What the Local Runtime Does

The default LocalRuntime wires up core services and automates common tasks:

  • Registers agents from their directories and manages IDs
  • Routes messages and builds a minimal AgentContext
  • Automatically stores incoming messages to conversation history
  • Attaches recent conversation_history to the context
  • Provides a history_provider for lazy history loading
  • Lazily initializes a memory manager and model manager

Automatic Conversation Storage

On each route_message, the runtime:

mm = self.get_memory_manager()
await mm.store_conversation(ctx.conversation_id, message)
ctx.conversation_history = await mm.get_conversation(ctx.conversation_id, limit=50)
from l6e_forge.memory.conversation.provider import ConversationHistoryProvider
ctx.history_provider = ConversationHistoryProvider(mm)

Agents can immediately use context.conversation_history or call the provider for more.

Memory Manager Selection

The runtime picks defaults then upgrades if providers are available:

  • Vector store: In-memory by default; Qdrant if QDRANT_URL or AF_MEMORY_PROVIDER=qdrant. Backends may support multiple collections.
  • Embeddings: Prefer Ollama (OLLAMA_HOST), then LM Studio (LMSTUDIO_HOST), else a mock embedder.
  • Conversation store: Postgres if AF_DB_URL is set; otherwise in-memory.

Model Manager Selection

The model manager is created from endpoints loaded via workspace config (forge.toml).

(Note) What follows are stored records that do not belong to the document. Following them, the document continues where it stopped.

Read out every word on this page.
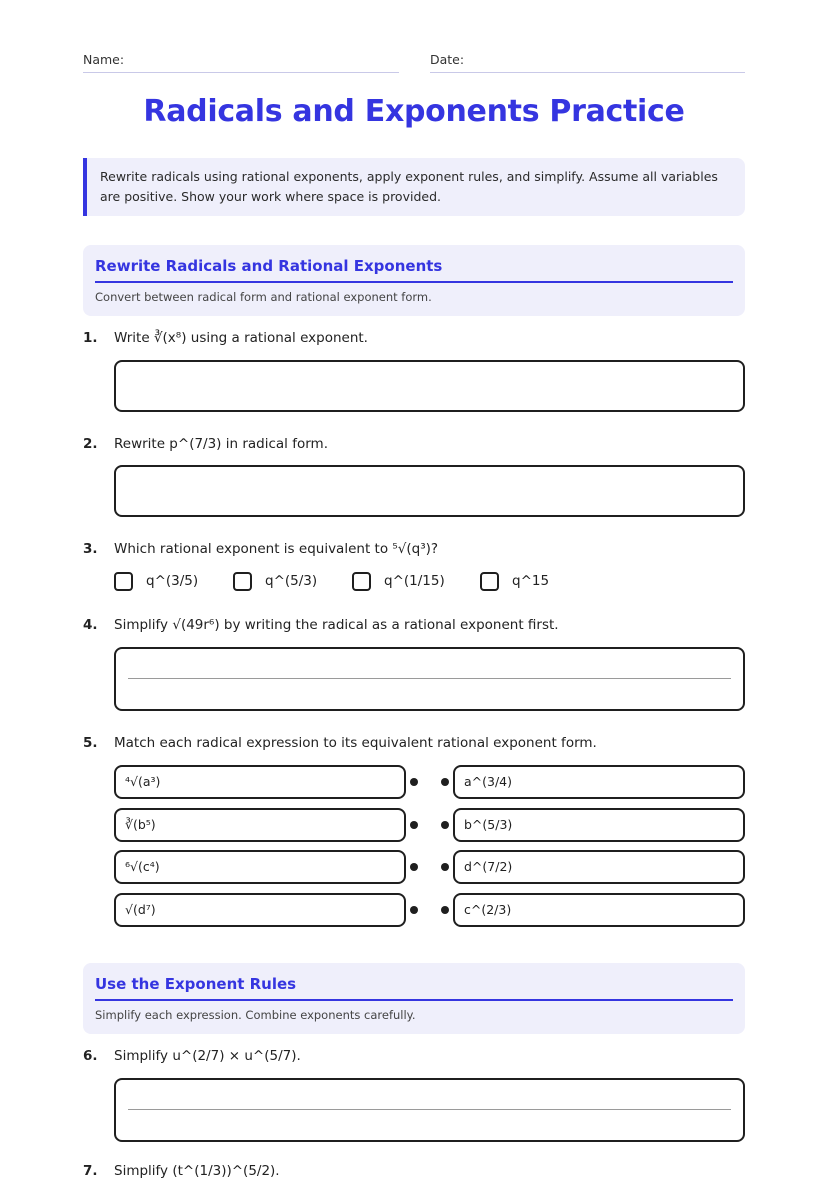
Name:	Date:
Radicals and Exponents Practice
Rewrite radicals using rational exponents, apply exponent rules, and simplify. Assume all variables are positive. Show your work where space is provided.
Rewrite Radicals and Rational Exponents
Convert between radical form and rational exponent form.
1. Write ∛(x⁸) using a rational exponent.
2. Rewrite p^(7/3) in radical form.
3. Which rational exponent is equivalent to ⁵√(q³)?
q^(3/5)	q^(5/3)	q^(1/15)	q^15
4. Simplify √(49r⁶) by writing the radical as a rational exponent first.
5. Match each radical expression to its equivalent rational exponent form.
⁴√(a³)	a^(3/4)
∛(b⁵)	b^(5/3)
⁶√(c⁴)	d^(7/2)
√(d⁷)	c^(2/3)
Use the Exponent Rules
Simplify each expression. Combine exponents carefully.
6. Simplify u^(2/7) × u^(5/7).
7. Simplify (t^(1/3))^(5/2).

Override the default with AF_DEFAULT_PROVIDER.

Environment Variables

  • QDRANT_URL, AF_MEMORY_PROVIDER
  • OLLAMA_HOST, LMSTUDIO_HOST
  • AF_DB_URL
  • AF_DEFAULT_PROVIDER

Practical Usage in an Agent

Because the runtime stores conversation messages automatically and attaches recent history, agents can focus on logic:

async def handle_message(self, message, context):
# History is already available
recent = context.conversation_history
mm = self.runtime.get_memory_manager()
# Store/query vector memory as needed
await mm.store_vector(namespace=self.name, key=str(message.message_id), content=message.content)
hits = await mm.search_vectors(namespace=self.name, query=message.content, limit=5)
# Build a reply using recall + history
recall = "\n".join(f"- {m.content}" for m in hits)
return AgentResponse(content=f"You said: {message.content}\n\n{recall}", agent_id=self.name, response_time=0.0)

This behavior is designed for a great local-first developer experience while remaining pluggable via adapters and environment variables.